XIFIN Complaint to CMS Results in Modified Guidance on Health Plans’ Payment of Claims
Customer advocacy is a core tenet of our business at XIFIN. While it’s easy for companies to say that customer-centricity and advocacy are core values, the proof is whether customers experience the value and impact of said commitment. The following article, reprinted from the XIFIN XiConnect Customer Newsletter Issue #3 2022, highlights a recent success that positively impacts numerous XIFIN clients.

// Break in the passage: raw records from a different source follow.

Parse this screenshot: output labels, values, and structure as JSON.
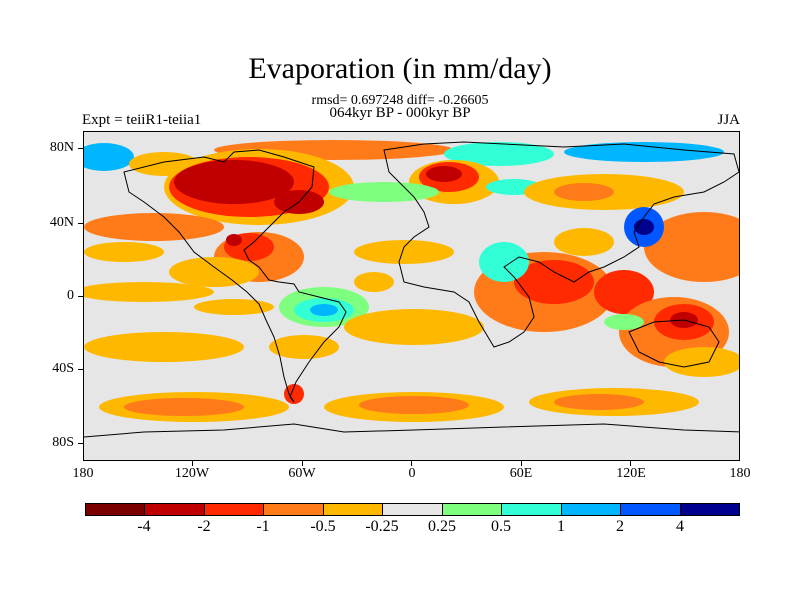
{
  "title": "Evaporation (in mm/day)",
  "subtitle_stats": "rmsd= 0.697248 diff= -0.26605",
  "subtitle_period": "064kyr BP - 000kyr BP",
  "left_string": "Expt = teiiR1-teiia1",
  "right_string": "JJA",
  "lat_labels": [
    "80N",
    "40N",
    "0",
    "40S",
    "80S"
  ],
  "lon_labels": [
    "180",
    "120W",
    "60W",
    "0",
    "60E",
    "120E",
    "180"
  ],
  "legend": {
    "colors": [
      "#7a0000",
      "#c00000",
      "#ff2a00",
      "#ff7b1a",
      "#ffb800",
      "#e6e6e6",
      "#7fff7f",
      "#33ffd6",
      "#00b7ff",
      "#0057ff",
      "#00008f"
    ],
    "labels": [
      "-4",
      "-2",
      "-1",
      "-0.5",
      "-0.25",
      "0.25",
      "0.5",
      "1",
      "2",
      "4"
    ]
  },
  "colors": {
    "neutral": "#e6e6e6",
    "pos_light": "#7fff7f",
    "pos_mid": "#33ffd6",
    "pos_strong": "#00b7ff",
    "neg_weak": "#ffb800",
    "neg_mid": "#ff7b1a",
    "neg_strong": "#ff2a00",
    "neg_max": "#c00000"
  }
}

Based on customer feedback and concerns about transaction fees charged to non-covered entities by some third-party payment processors, XIFIN filed a complaint with CMS in January 2022 on behalf of our customers. In working with our customers, it was clear that some third-party payment processors contracted by health plans to pay claims were charging fees for EFT and ERA transactions in the range of 1.9% - 2% of the payment value. At the time of the complaint, more than 200 health plans were using one of these third-party payment processors. Many of these processors were also issuing one-time use virtual credit cards that apply credit card processing fees for redemption. As a result, providers were not receiving full reimbursement for their services provided; these fees added up quickly.

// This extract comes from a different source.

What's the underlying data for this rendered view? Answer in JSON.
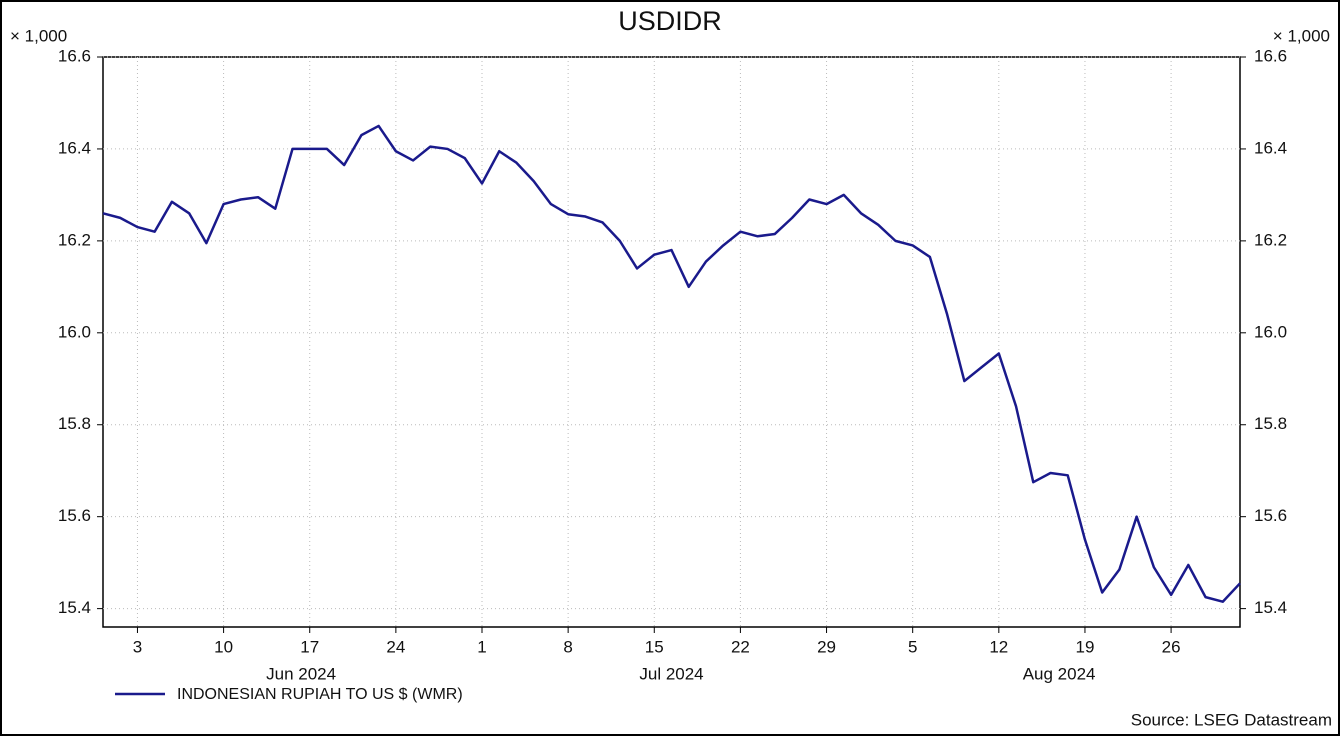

The good news is that CMS acted swiftly based on our complaint. In March 2022, CMS issued guidance to clarify requirements in conducting electronic transactions using the EFT and ERA standards. The guidance addresses two important items related to the complaint:
Providers can request that a health plan pay claims using the EFT and ERA transaction standards, and when they do so, the health plan must comply.
According to the clarified guidance, “Compliance with a provider’s request to use the adopted standards for the EFT and ERA transmissions includes the health plan sending Stage 1 payment initiation transmissions that authorize the health plan’s financial institution to transmit payment through the ACH network directly to the provider’s financial institution and sending ERA transactions directly to the provider or the provider’s business associate.”

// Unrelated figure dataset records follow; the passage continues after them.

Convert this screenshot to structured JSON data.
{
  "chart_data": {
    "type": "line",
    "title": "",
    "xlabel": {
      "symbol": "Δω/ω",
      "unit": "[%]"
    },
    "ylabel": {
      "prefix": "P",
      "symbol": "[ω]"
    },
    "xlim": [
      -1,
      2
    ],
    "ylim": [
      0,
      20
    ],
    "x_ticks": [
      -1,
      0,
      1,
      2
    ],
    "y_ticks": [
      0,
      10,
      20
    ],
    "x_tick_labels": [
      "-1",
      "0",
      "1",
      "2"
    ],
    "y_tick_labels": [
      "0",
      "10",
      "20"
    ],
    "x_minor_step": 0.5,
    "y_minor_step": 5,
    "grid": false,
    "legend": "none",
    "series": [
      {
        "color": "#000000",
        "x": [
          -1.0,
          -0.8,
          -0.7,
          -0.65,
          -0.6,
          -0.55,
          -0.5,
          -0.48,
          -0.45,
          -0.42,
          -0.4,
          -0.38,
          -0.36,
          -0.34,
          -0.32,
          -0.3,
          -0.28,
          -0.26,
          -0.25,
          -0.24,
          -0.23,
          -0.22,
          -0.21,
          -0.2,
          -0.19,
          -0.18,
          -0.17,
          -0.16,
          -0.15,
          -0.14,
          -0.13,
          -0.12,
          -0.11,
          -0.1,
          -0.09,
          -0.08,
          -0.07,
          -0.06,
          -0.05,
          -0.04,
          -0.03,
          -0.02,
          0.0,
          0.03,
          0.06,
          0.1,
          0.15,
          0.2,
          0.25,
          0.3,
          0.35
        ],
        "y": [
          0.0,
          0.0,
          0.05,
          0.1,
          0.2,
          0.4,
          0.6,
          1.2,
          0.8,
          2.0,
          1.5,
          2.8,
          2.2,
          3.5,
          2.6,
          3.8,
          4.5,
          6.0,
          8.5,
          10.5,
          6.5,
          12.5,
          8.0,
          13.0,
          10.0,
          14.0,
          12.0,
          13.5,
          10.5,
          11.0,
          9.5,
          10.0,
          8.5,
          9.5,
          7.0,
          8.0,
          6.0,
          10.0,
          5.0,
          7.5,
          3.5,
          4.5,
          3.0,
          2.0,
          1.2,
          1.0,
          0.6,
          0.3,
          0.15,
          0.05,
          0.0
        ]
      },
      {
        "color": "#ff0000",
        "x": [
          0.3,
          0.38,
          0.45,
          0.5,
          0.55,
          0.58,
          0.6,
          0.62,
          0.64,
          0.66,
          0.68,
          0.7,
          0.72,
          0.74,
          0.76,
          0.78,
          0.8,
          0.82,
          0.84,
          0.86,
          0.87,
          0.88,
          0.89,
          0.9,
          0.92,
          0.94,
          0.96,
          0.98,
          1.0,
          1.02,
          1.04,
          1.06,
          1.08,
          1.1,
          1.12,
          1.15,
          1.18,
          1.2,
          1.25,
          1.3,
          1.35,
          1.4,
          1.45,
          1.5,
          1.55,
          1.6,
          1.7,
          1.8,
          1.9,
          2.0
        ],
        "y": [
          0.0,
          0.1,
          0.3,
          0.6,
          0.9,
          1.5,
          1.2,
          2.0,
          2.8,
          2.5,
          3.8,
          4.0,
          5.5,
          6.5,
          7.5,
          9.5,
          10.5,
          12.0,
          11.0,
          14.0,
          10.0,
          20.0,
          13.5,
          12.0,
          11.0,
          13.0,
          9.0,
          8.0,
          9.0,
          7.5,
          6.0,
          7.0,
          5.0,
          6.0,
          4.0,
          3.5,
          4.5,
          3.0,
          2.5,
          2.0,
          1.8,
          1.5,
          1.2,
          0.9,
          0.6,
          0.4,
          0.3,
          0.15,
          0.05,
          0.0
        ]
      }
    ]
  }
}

A health plan cannot require or force a provider into a third-party vendor contract as a condition of receiving ERA/EFTs.
“While it may be necessary for a provider to work with a business associate that operates on behalf of a health plan, a health plan may not require that a provider agree to receive payment or reassociation services from its business associate (nor may the business associate otherwise require this) as a condition of receiving health care payments using the adopted EFT and ERA standards.”
Finally, the clarified guidance advises that “Providers should be aware of any agreements they have in place with each of the health plans they work with related to claims payment terms. If after submitting a request to a health plan to conduct health care EFT and ERA transactions using the adopted standards, a provider believes the health plan has failed to use or comply with any of the adopted standards or operating rules, the provider may file a complaint against the health plan with the CMS NSG through the Administrative Simplification Enforcement Testing Tool (ASETT).”
You can read the entire guidance letter here.
The XIFIN team is thrilled with the responsiveness of CMS regarding this issue, and it is a testament to the value of our customer advocacy focus. Working on behalf of our entire client population often provides the additional leverage required to make important changes happen. We remain committed to continuing to advocate on our clients’ behalf, whenever warranted.